Ryan Gosling, Paul Dano and Jessica Chastain have previously been honored with the award.

Sitting down with The Hollywood Reporter earlier in the day, Olsen cited fellow Avenger Scarlett Johansson’s career as a model, for her ability to effortlessly switch between big blockbusters and intimate indie films. Part of Olsen’s strategy is to avoid paparazzi — even if that means forgoing trips to the farmers’ markets in L.A. since they have become an unexpected target — to staying off social media.

“It’s a weird thing for my ego. It’s a very uncomfortable feeling to me. I guess some people like to be in control of it, but they way I control it is to completely distance myself from it,” she said, similar to her peers Rooney Mara and Jennifer Lawrence.

She also cited The Lobster as her big regret so far in her short career. “It was a conflict with Avengers and that was a really huge heartbreak because I was already under contract,” she said.

As for The Avengers, she recently wrapped the latest installment in the superhero series, and is eager to work on a small film again. Between the two, she’s filmed the Hank Williams biopic I Saw the Light with director Marc Abraham and co-star Tom Hiddleston. Her approach to the character was as one of the unconventional, complex women she has been inspired to play, even though Audrey Mae Williams is not remembered fondly by her contemporaries.

“Not many people say good things about her, so it was my goal to basically be her lawyer and defend her and [show that] she had a tough situation. I had a lot of fun just giving her so much compassion. I think that comes across and you don’t come across as hating her,” she said.

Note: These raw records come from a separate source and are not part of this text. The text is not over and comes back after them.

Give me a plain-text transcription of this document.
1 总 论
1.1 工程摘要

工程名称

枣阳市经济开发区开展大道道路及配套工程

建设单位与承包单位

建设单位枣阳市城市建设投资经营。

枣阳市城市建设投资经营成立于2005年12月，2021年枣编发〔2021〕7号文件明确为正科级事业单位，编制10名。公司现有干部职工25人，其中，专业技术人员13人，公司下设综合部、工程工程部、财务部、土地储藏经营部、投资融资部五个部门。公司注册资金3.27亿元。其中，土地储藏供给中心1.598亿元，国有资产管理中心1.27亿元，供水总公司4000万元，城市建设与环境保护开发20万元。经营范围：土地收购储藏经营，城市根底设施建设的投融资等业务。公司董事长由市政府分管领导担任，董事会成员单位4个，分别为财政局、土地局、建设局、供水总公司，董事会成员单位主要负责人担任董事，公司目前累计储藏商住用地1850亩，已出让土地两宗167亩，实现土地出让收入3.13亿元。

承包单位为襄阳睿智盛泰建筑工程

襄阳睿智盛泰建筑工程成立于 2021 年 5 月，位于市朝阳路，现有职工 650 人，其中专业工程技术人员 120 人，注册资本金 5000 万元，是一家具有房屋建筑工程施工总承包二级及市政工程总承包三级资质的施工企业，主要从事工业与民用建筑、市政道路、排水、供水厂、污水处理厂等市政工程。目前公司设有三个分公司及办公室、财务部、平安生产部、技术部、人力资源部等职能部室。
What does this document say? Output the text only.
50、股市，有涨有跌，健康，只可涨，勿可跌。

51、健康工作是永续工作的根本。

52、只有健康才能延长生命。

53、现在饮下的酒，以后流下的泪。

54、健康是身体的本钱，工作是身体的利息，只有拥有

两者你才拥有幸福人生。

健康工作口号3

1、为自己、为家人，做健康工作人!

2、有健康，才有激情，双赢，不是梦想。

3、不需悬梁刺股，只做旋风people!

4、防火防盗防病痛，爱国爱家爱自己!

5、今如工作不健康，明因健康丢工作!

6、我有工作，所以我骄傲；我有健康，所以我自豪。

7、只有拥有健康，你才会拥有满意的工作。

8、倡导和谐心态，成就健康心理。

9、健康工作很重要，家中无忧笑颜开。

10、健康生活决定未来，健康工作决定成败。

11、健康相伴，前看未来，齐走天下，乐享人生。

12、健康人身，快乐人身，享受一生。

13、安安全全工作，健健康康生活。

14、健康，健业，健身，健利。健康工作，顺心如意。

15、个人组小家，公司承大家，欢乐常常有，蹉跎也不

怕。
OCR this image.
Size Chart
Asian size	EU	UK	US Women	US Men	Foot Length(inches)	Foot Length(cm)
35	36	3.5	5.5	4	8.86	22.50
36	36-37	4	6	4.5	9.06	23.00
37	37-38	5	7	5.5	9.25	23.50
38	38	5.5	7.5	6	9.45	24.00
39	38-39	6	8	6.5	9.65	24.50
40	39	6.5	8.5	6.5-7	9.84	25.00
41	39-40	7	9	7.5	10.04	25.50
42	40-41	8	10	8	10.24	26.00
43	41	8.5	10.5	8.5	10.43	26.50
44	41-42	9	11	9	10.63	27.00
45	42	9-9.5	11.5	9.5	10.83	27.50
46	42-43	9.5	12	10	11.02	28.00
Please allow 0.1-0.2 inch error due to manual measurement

“I have realized that characters I prefer to watch and prefer to play are maybe not the greatest of people, but you still somehow as an audience member want them to succeed and you want good for them. You don’t have to want to be their friend, but you just hope that things work out for them."

As for the challenges that face aging actresses in Hollywood? She hasn’t had to face them in her short career, she says, and that her youthful looks have actually worked against her when, as a 26-year old, she’s paired with a “mid-30s leading man” and has caused her to be passed over for parts. “This is going to sound so weird,” she said. “But I can’t wait to look older because I’ve kind of looked the same for 10 years and that’s not a good thing. That’s OK because maybe it will work out later. I do feel like the roles that I find to be most interesting are women that are in their 30s and 40s.”